For some families, the camping experience is 2nd nature.  They enjoy it so much that they incorporate the experience into their lives continually.  For these families, camping is as natural as breathing.  They camp in unusual locations, away from campgrounds, without just fresh air and nature.  When a new member of the family arrives, a first camping trip can happen before a first step.

However, if you did not grow up camping, the experience can be daunting.  It looks like a great time, communing with nature, meeting new people, getting away from “screens” and business, and most of all making memories with those you love.  With a bit of planning and prep, realistic expectations, and flexibility camping can be all those things and more.  Here are some thoughts to get you on your way.

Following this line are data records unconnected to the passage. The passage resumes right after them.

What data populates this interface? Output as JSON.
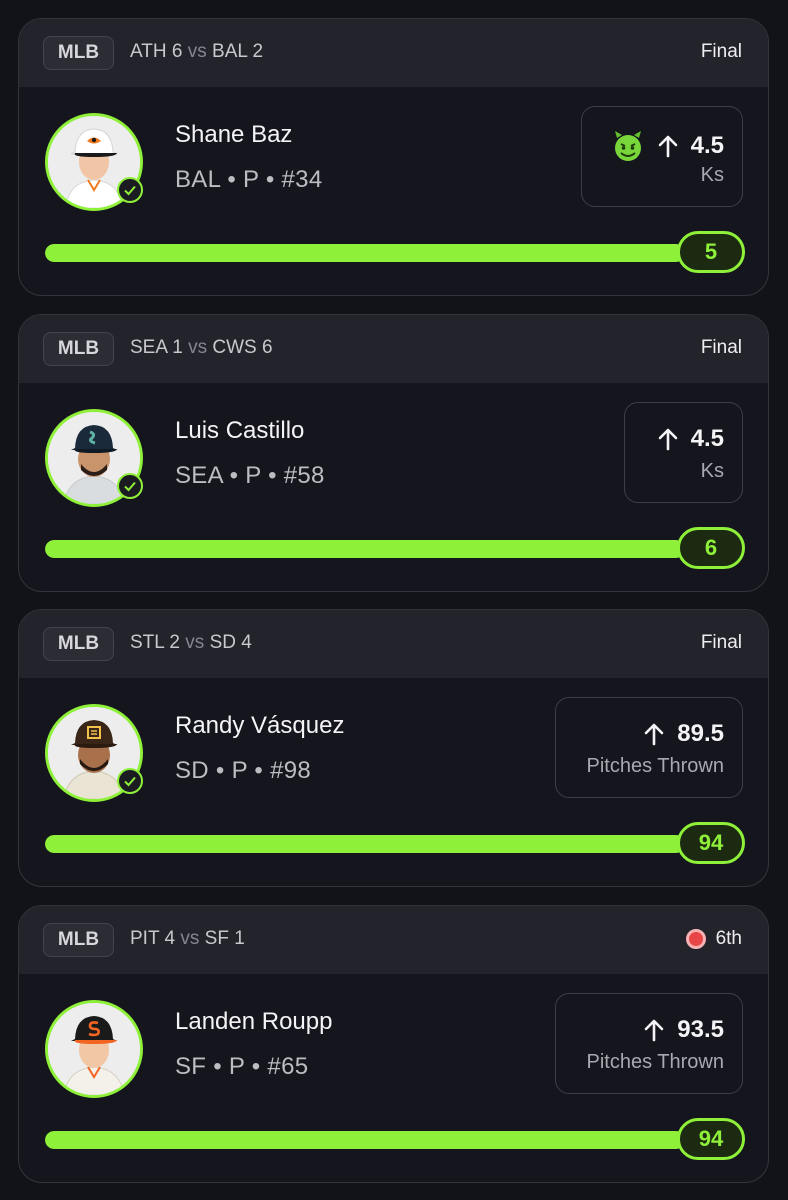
{
  "colors": {
    "accent": "#8ef039",
    "live": "#e84646",
    "background": "#121219"
  },
  "cards": [
    {
      "league": "MLB",
      "away_team": "ATH",
      "away_score": "6",
      "vs": "vs",
      "home_team": "BAL",
      "home_score": "2",
      "status": "Final",
      "live": false,
      "player_name": "Shane Baz",
      "player_meta": "BAL • P • #34",
      "cap_icon": "orioles-cap-icon",
      "line_direction": "up",
      "line": "4.5",
      "stat_unit": "Ks",
      "badge_icon": "devil-emoji-icon",
      "result": "5",
      "progress": 1.0
    },
    {
      "league": "MLB",
      "away_team": "SEA",
      "away_score": "1",
      "vs": "vs",
      "home_team": "CWS",
      "home_score": "6",
      "status": "Final",
      "live": false,
      "player_name": "Luis Castillo",
      "player_meta": "SEA • P • #58",
      "cap_icon": "mariners-cap-icon",
      "line_direction": "up",
      "line": "4.5",
      "stat_unit": "Ks",
      "result": "6",
      "progress": 1.0
    },
    {
      "league": "MLB",
      "away_team": "STL",
      "away_score": "2",
      "vs": "vs",
      "home_team": "SD",
      "home_score": "4",
      "status": "Final",
      "live": false,
      "player_name": "Randy Vásquez",
      "player_meta": "SD • P • #98",
      "cap_icon": "padres-cap-icon",
      "line_direction": "up",
      "line": "89.5",
      "stat_unit": "Pitches Thrown",
      "result": "94",
      "progress": 1.0
    },
    {
      "league": "MLB",
      "away_team": "PIT",
      "away_score": "4",
      "vs": "vs",
      "home_team": "SF",
      "home_score": "1",
      "status": "6th",
      "live": true,
      "player_name": "Landen Roupp",
      "player_meta": "SF • P • #65",
      "cap_icon": "giants-cap-icon",
      "line_direction": "up",
      "line": "93.5",
      "stat_unit": "Pitches Thrown",
      "result": "94",
      "progress": 1.0
    }
  ]
}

  1. Find a good time of year and investigate different locations. 

Camping in the summer is the most popular time to camp.  Moreover, camping first time at a campground, you will find lots of people to meet.  Kids will have others to play with, and for the most part, the weather is ideal.  Even on hot days, campgrounds, like Small Country, offer many activities, shade, water fun, and other stuff to keep busy.

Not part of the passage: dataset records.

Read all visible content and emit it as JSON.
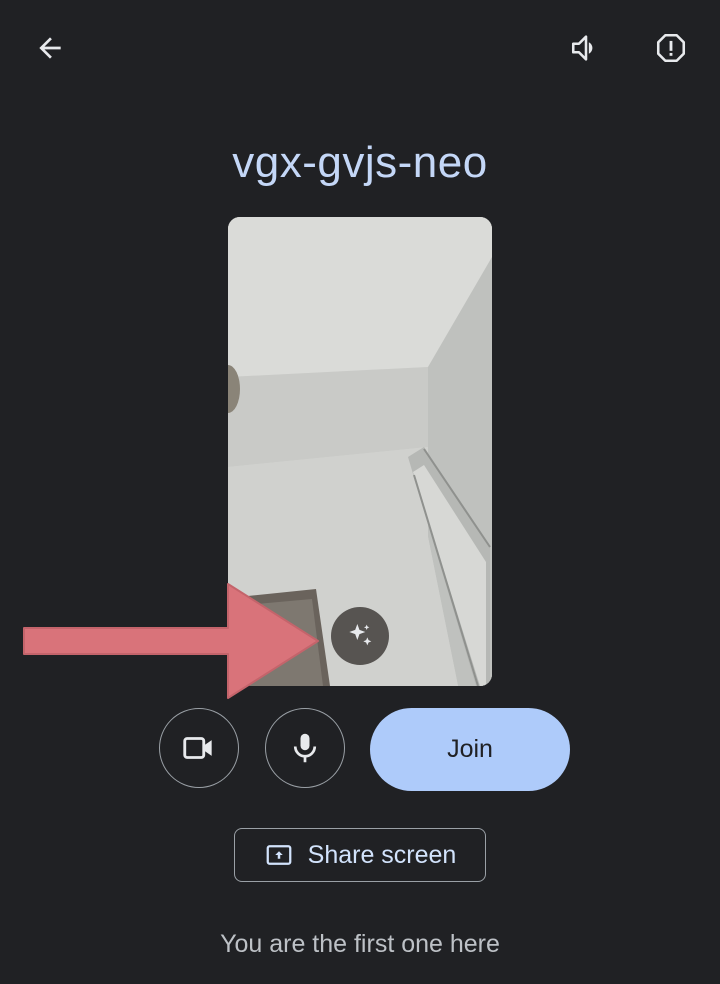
{
  "meeting": {
    "code": "vgx-gvjs-neo",
    "status_text": "You are the first one here"
  },
  "topbar": {
    "back_icon": "arrow-back-icon",
    "speaker_icon": "speaker-icon",
    "report_icon": "report-icon"
  },
  "controls": {
    "camera_icon": "videocam-icon",
    "mic_icon": "mic-icon",
    "join_label": "Join",
    "share_label": "Share screen",
    "share_icon": "present-to-all-icon",
    "effects_icon": "sparkle-icon"
  },
  "colors": {
    "background": "#202124",
    "meeting_code": "#c4d7f7",
    "join_button": "#aecbfa",
    "annotation_arrow": "#d9737a"
  }
}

But if crowds are an issue remember spring and fall camping are beautiful times to camp.  The campgrounds are not as busy, and mother nature provides a beautiful backdrop.  The weather can be cooperative also, with late periods of warm weather in the fall and mild temperatures in the spring.

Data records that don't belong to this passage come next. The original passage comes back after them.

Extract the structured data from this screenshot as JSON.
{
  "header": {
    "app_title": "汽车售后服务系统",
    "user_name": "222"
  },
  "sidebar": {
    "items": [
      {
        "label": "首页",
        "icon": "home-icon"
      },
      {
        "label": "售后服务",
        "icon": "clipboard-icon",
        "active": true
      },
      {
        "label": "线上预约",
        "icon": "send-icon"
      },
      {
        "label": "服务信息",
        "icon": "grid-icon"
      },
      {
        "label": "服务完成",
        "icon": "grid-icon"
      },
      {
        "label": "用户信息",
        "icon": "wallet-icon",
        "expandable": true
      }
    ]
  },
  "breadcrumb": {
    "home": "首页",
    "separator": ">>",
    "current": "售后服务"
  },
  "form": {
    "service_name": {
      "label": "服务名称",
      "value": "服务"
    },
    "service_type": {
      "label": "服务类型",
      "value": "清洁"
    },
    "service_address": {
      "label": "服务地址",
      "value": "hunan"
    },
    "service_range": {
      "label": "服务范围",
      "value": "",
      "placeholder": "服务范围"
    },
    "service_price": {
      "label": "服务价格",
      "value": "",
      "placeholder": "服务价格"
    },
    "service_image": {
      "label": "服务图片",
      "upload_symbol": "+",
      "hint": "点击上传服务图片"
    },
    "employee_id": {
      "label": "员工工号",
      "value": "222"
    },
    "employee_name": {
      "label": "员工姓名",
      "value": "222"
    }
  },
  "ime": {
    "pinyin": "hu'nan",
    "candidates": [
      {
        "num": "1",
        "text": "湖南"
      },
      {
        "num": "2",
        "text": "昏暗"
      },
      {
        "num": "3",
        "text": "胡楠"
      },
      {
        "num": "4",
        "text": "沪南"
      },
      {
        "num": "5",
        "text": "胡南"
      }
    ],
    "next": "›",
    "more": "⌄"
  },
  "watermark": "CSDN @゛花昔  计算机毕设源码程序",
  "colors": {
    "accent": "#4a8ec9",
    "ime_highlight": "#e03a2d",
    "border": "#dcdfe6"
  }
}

  1. Keep your first trip short and manageable.

There is a reason we practice camping in the backyard first.  You may find that you do not know how to set up the tent, you NEED the air mattress because sleeping on the ground does not agree with you, or that you are not cut out for the tent camping lifestyle.  But if you’ve graduated backyard camping, then your first trip should be about 1 ½ to 3 hours from your home.  Far enough that it is a “trip,” but close enough that you can arrive at the campground early and get set up in the light of day. Also, keep the time frame short – I have seen fantastic trips that were just one night.   On your next trip go a bit farther and stay a bit longer.  Widen your circle of time and location as your experience grows.

  1. Pack well, remember the essentials but don’t worry if you forget something.

Make a checklist and bring it with you.  There are lots of places to find useful camping checklists.    It is a great way to not only make sure you get everything you need to the campsite but that you have everything going back home with you.   And don’t worry if you leave something at home.   You don’t need all the comforts of home. Doing without and improvising can make a great story.   Be certain to pack a flashlight, a first aid kit, and if you have a little one with you, a comfort item (a particular blanket or stuffed animal) can be a real asset.

  1. Embrace dirt, bugs, and new experiences.

Bug repellent and sunscreen are great equalizers and will keep you comfortable.  But know for certain that you will get dirty, and you will see bugs and hopefully other wildlife.  Be respectful of the space and people around you.  Know the rules of the campground before you go.

  1. Remember why you’re doing this.

Camping trips make memories.  And even the worst day on a trip brings moments that you will laugh about later.   Reconnect, strengthen bonds, embrace challenges, belly laugh, share chores, and be with each other.